I have an object at rest and a target point 1 KM away. My goal is to move the object along a single dimension such that its speed always matches the output of that function. For example, when it's halfway there I'd expect $Speed = f(0.5)$ and when it hits the 1 KM goal, it would have $Speed = f(1) = MaxSpeed$.
My problem: $f(0)$ (initial spot for the object) gives a speed of $0$... so the object never moves. Giving the feedback loop a kick using something like Speed = f(0.001) does eventually do the proper thing, but it takes ages.
My gut says that I need to bring time into the problem somehow... but I'm fairly certain I can choose any 2 of "reasonable time," "reaches speed exactly at given distance," or "acceleration is determined by a function" and not all 3. Any ideas?
The problem here is that you're using a first-order ordinary differential equation (ODE) to describe a process that is fundamentally second-order in nature. (See: Newton's Second Law.) Instead of a function that gives speed/velocity, you need one that gives acceleration.

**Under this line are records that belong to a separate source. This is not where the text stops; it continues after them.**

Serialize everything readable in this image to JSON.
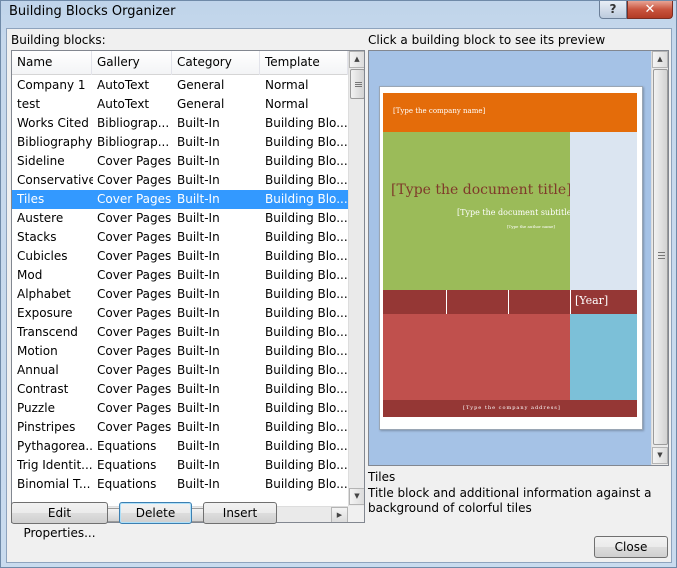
{
  "window": {
    "title": "Building Blocks Organizer",
    "help_glyph": "?",
    "close_glyph": "✕"
  },
  "list": {
    "label": "Building blocks:",
    "columns": [
      "Name",
      "Gallery",
      "Category",
      "Template"
    ],
    "rows": [
      [
        "Company 1",
        "AutoText",
        "General",
        "Normal"
      ],
      [
        "test",
        "AutoText",
        "General",
        "Normal"
      ],
      [
        "Works Cited",
        "Bibliograp...",
        "Built-In",
        "Building Blo..."
      ],
      [
        "Bibliography",
        "Bibliograp...",
        "Built-In",
        "Building Blo..."
      ],
      [
        "Sideline",
        "Cover Pages",
        "Built-In",
        "Building Blo..."
      ],
      [
        "Conservative",
        "Cover Pages",
        "Built-In",
        "Building Blo..."
      ],
      [
        "Tiles",
        "Cover Pages",
        "Built-In",
        "Building Blo..."
      ],
      [
        "Austere",
        "Cover Pages",
        "Built-In",
        "Building Blo..."
      ],
      [
        "Stacks",
        "Cover Pages",
        "Built-In",
        "Building Blo..."
      ],
      [
        "Cubicles",
        "Cover Pages",
        "Built-In",
        "Building Blo..."
      ],
      [
        "Mod",
        "Cover Pages",
        "Built-In",
        "Building Blo..."
      ],
      [
        "Alphabet",
        "Cover Pages",
        "Built-In",
        "Building Blo..."
      ],
      [
        "Exposure",
        "Cover Pages",
        "Built-In",
        "Building Blo..."
      ],
      [
        "Transcend",
        "Cover Pages",
        "Built-In",
        "Building Blo..."
      ],
      [
        "Motion",
        "Cover Pages",
        "Built-In",
        "Building Blo..."
      ],
      [
        "Annual",
        "Cover Pages",
        "Built-In",
        "Building Blo..."
      ],
      [
        "Contrast",
        "Cover Pages",
        "Built-In",
        "Building Blo..."
      ],
      [
        "Puzzle",
        "Cover Pages",
        "Built-In",
        "Building Blo..."
      ],
      [
        "Pinstripes",
        "Cover Pages",
        "Built-In",
        "Building Blo..."
      ],
      [
        "Pythagorea...",
        "Equations",
        "Built-In",
        "Building Blo..."
      ],
      [
        "Trig Identit...",
        "Equations",
        "Built-In",
        "Building Blo..."
      ],
      [
        "Binomial T...",
        "Equations",
        "Built-In",
        "Building Blo..."
      ]
    ],
    "selected_index": 6
  },
  "buttons": {
    "edit_properties": "Edit Properties...",
    "delete": "Delete",
    "insert": "Insert",
    "close": "Close"
  },
  "preview": {
    "label": "Click a building block to see its preview",
    "company_name": "[Type the company name]",
    "doc_title": "[Type the document title]",
    "doc_subtitle": "[Type the document subtitle]",
    "author_name": "[Type the author name]",
    "year": "[Year]",
    "company_address": "[Type the company address]"
  },
  "details": {
    "name": "Tiles",
    "description": "Title block and additional information against a background of colorful tiles"
  },
  "colors": {
    "selection": "#3399ff",
    "tile_orange": "#e46c0a",
    "tile_green": "#9bbb59",
    "tile_pale_blue": "#dbe5f1",
    "tile_dark_red": "#953735",
    "tile_red": "#c0504d",
    "tile_light_blue": "#7cc0d8",
    "preview_background": "#a5c2e6"
  }
}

Let $x(t)$ represent position as a function of time $t$, and let $v(t)$ be velocity as a function of time. You're going to have a pair of coupled ODEs like this: \begin{align*} x'(t) &\;=\; v(t)\\[0.1in] v'(t) &\;=\; a\bigl(x(t), v(t)\bigr) \end{align*} But what is the acceleration function $a(x,v)$? That's the tricky part. It's by no means trivial to allow an arbitrary function that does what you need it to. So I'm going to give you one special form for $a(x,v)$ that will work.
Say we start at initial position $x(0) = x_i$ with initial velocity $v(0) = v_i$. These are the initial conditions for your ODEs. Our goal is to arrive at a final position $x_f$ with some final velocity $v_f$. We don't care when we get there, we just want to have the specified velocity at that location. The rule $a(x,v)$ will follow is that given the current position $x$ and current velocity $v$, it will return that acceleration which, if held constant from that moment on, will deliver you to $x_f$ with velocity $v_f$. An introductory physics text will tell you that the function which accomplishes this is: $$ a(x,v) \;=\; \frac{{v_f}^2 - v^2}{2(x_f - x)} $$ This will - it turns out - give you a rather boring solution: The acceleration will remain constant, at its initial value, for the whole journey.
If you want a broader set of possible acceleration functions $a(x,v)$, you're going to have to apply some extra conditions. These may require more of the actual physics of whatever your object is (I think you said a train) in order to be consistent, so this may be a little bit more involved than it seemed at first.
ETA: If you're willing to accept some "dither" in the final speed, you can incorporate the force F(t) (the "thrust" of the engine) as a separate variable (along with some friction) with a rule whereby the force tries to adjust itself to change the speed of the train toward what it thinks the speed should currently be. This is more complicated, but gives cool results when I try it out in Mathematica. The following works very nicely, for instance: \begin{align*} x'(t) &\;=\; v(t)\\[0.1in] v'(t) &\;=\; -\gamma\, v(t) \;+\; F(t)\\[0.1in] F'(t) &\;=\; \beta\bigl(v_f \,-\, v(t)\bigr) \end{align*} Here $\gamma\geq 0$ is a friction/drag coefficient, and $\beta > 0$ is a sort of "train operator reaction time," i.e. it governs how fast the engineer realizes "Oh, I'm going faster/slower than I should be" and adjusts the engine thrust to compensate.